Hence $$\begin{array}{rl}{x}_1(n)& ={\lambda }_1^n\\ & =[{(1+\sqrt{2}i)}^1,{(1+\sqrt{2}i)}^2,{(1+\sqrt{2}i)}^3,\cdots ]\\ & =[(1+\sqrt{2}i),(-1+2i\sqrt{2}),(-5+i\sqrt{2}),(-7-4i\sqrt{2}),\cdots ]\\ & \\ x_2(n)& =[{(1-\sqrt{2}i)}^1,{(1-\sqrt{2}i)}^2,{(1-\sqrt{2}i)}^3,\cdots ]\\ & =[(1-\sqrt{2}i),(-1-2i\sqrt{2}),(-5-i\sqrt{2}),(-7+4i\sqrt{2})\cdots ]\end{array}$$

Notice that the 2 basis are conjugate to each others in each term in the sequence.

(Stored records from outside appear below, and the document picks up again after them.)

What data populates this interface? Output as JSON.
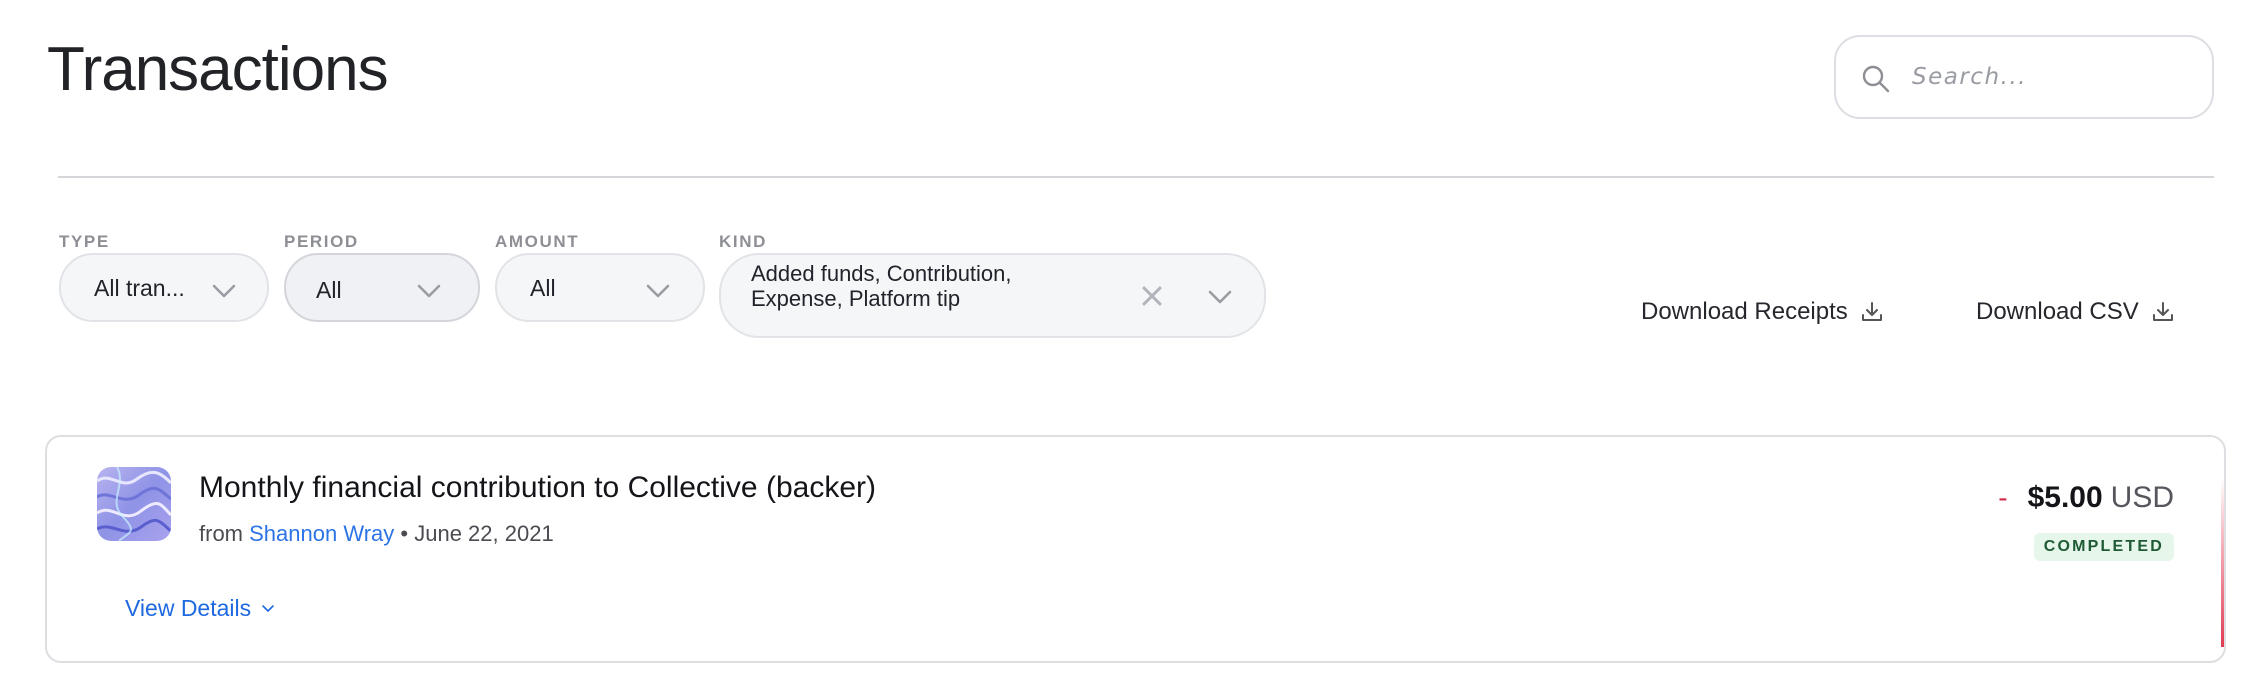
{
  "page": {
    "title": "Transactions"
  },
  "search": {
    "placeholder": "Search...",
    "value": ""
  },
  "filters": {
    "type": {
      "label": "TYPE",
      "value": "All tran..."
    },
    "period": {
      "label": "PERIOD",
      "value": "All"
    },
    "amount": {
      "label": "AMOUNT",
      "value": "All"
    },
    "kind": {
      "label": "KIND",
      "value": "Added funds, Contribution, Expense, Platform tip"
    }
  },
  "downloads": {
    "receipts_label": "Download Receipts",
    "csv_label": "Download CSV"
  },
  "transactions": [
    {
      "title": "Monthly financial contribution to Collective (backer)",
      "from_prefix": "from",
      "from_name": "Shannon Wray",
      "separator": "•",
      "date": "June 22, 2021",
      "amount_sign": "-",
      "amount_value": "$5.00",
      "currency": "USD",
      "status": "COMPLETED",
      "view_details_label": "View Details"
    }
  ],
  "colors": {
    "accent_link": "#2c74e6",
    "negative": "#d12a4a",
    "status_bg": "#e6f6ea",
    "status_text": "#1e5a33"
  },
  "icons": [
    "search-icon",
    "chevron-down-icon",
    "clear-icon",
    "download-icon",
    "avatar-image"
  ]
}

c)$(2E^6-9E^5+12E^4-4E^3)x=0$

Characteristic equation is $2{\lambda }^6-9{\lambda }^5+12{\lambda }^4-4{\lambda }^3=0$

Factoring we obtain $\lambda$$${}^3(2\lambda -1){(\lambda -2)}^2=0$$ hence the solutions are

$\lambda =0$ with multiplicity 3, $\lambda =\frac{1}{2},\lambda =2$ with multiplicity 2.

Hence Solutions associated with $\lambda =0$ are

$x_1(n)={\lambda }^n,x_2(n)=n{\lambda }^{n-1},x_3(n)=n(n-1){\lambda }^{n-2}$

Hence $x_1(n)=[0,0,0,\cdots ]$, and $x_2$ and $x_3$ are also the null sequence.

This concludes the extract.